Kiva borrower stories at a glance
With the help of gensim, an excellent Python library for topic modelling, we extracted 64 topics from a corpus containing 775 thousand borrower stories. Please refer to our iPython notebook and GitHub repository for details.
The zoomable sunburst graph below offers a bird's-eye view of the Kiva borrower stories. Each of the 64 outer segments represents one core topic, which is expressed as a probability distribution over a vocabulary of 1000 words (excluding stop words and other very frequent words). From these 1000 words, only the seven most prominent ones are shown for each topic. The inner segments represent successive higher-abstract groupings of the core topics.

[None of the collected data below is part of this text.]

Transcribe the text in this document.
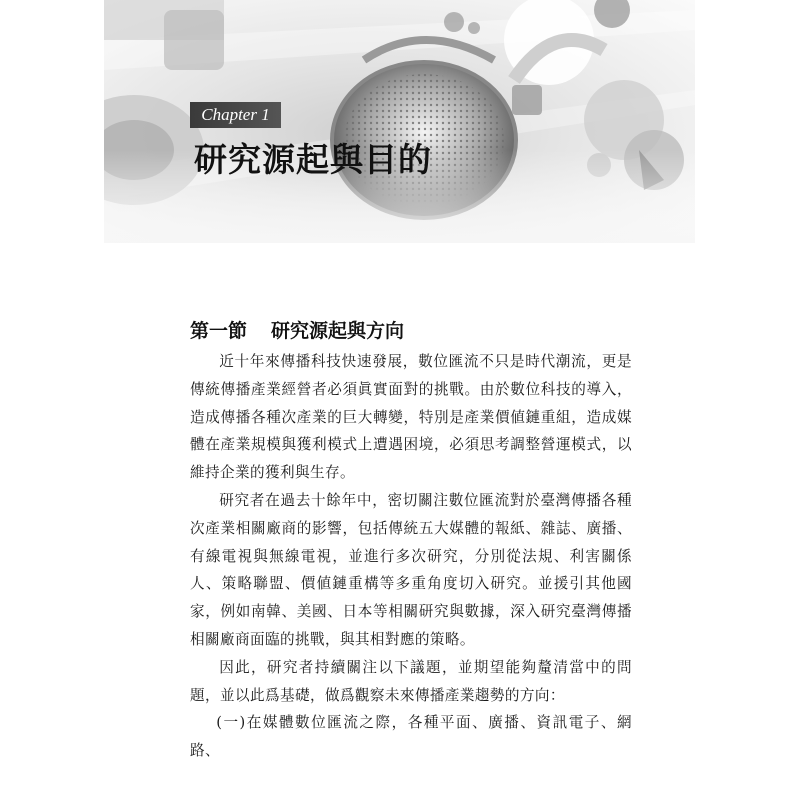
Chapter 1
研究源起與目的
第一節 研究源起與方向

近十年來傳播科技快速發展，數位匯流不只是時代潮流，更是傳統傳播產業經營者必須眞實面對的挑戰。由於數位科技的導入，造成傳播各種次產業的巨大轉變，特別是產業價値鏈重組，造成媒體在產業規模與獲利模式上遭遇困境，必須思考調整營運模式，以維持企業的獲利與生存。

研究者在過去十餘年中，密切關注數位匯流對於臺灣傳播各種次產業相關廠商的影響，包括傳統五大媒體的報紙、雜誌、廣播、有線電視與無線電視，並進行多次研究，分別從法規、利害關係人、策略聯盟、價値鏈重構等多重角度切入研究。並援引其他國家，例如南韓、美國、日本等相關研究與數據，深入研究臺灣傳播相關廠商面臨的挑戰，與其相對應的策略。

因此，研究者持續關注以下議題，並期望能夠釐清當中的問題，並以此爲基礎，做爲觀察未來傳播產業趨勢的方向：

(一)在媒體數位匯流之際，各種平面、廣播、資訊電子、網路、
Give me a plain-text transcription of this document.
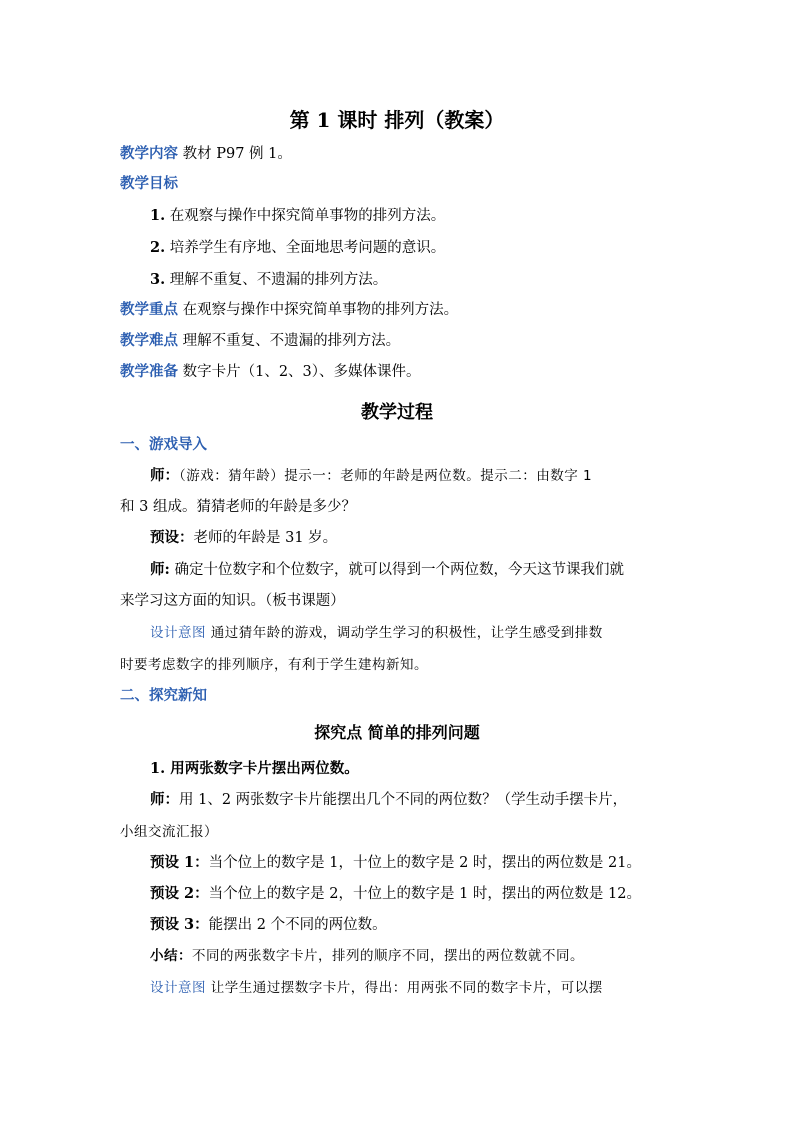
第 1 课时 排列（教案）
教学内容 教材 P97 例 1。
教学目标
1. 在观察与操作中探究简单事物的排列方法。
2. 培养学生有序地、全面地思考问题的意识。
3. 理解不重复、不遗漏的排列方法。
教学重点 在观察与操作中探究简单事物的排列方法。
教学难点 理解不重复、不遗漏的排列方法。
教学准备 数字卡片（1、2、3）、多媒体课件。
教学过程
一、游戏导入
师：（游戏：猜年龄）提示一：老师的年龄是两位数。提示二：由数字 1
和 3 组成。猜猜老师的年龄是多少？
预设：老师的年龄是 31 岁。
师: 确定十位数字和个位数字，就可以得到一个两位数，今天这节课我们就
来学习这方面的知识。（板书课题）
设计意图 通过猜年龄的游戏，调动学生学习的积极性，让学生感受到排数
时要考虑数字的排列顺序，有利于学生建构新知。
二、探究新知
探究点 简单的排列问题
1. 用两张数字卡片摆出两位数。
师：用 1、2 两张数字卡片能摆出几个不同的两位数？（学生动手摆卡片，
小组交流汇报）
预设 1：当个位上的数字是 1，十位上的数字是 2 时，摆出的两位数是 21。
预设 2：当个位上的数字是 2，十位上的数字是 1 时，摆出的两位数是 12。
预设 3：能摆出 2 个不同的两位数。
小结：不同的两张数字卡片，排列的顺序不同，摆出的两位数就不同。
设计意图 让学生通过摆数字卡片，得出：用两张不同的数字卡片，可以摆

The breadcrumb arrow at the top left-hand side shows the path of all most prominent words visited, as you traverse the hierarchy from the central circle to the outer rings, and back.
See Hierarchie intro
The size of each segment represents the presence of this topic in the whole collection, i.e. across all borrower stories. In probabilistic topic modelling, each document is indeed seen as having been generated by a probabilistic draw from all topics in the data collection - with some topics being more prominent than others. Otherwise stated: no single document has an exclusive relationship to a single topic, and vice versa.
The colors have no other purpose than to serve visual distinctiveness; they do not carry any meaning as such.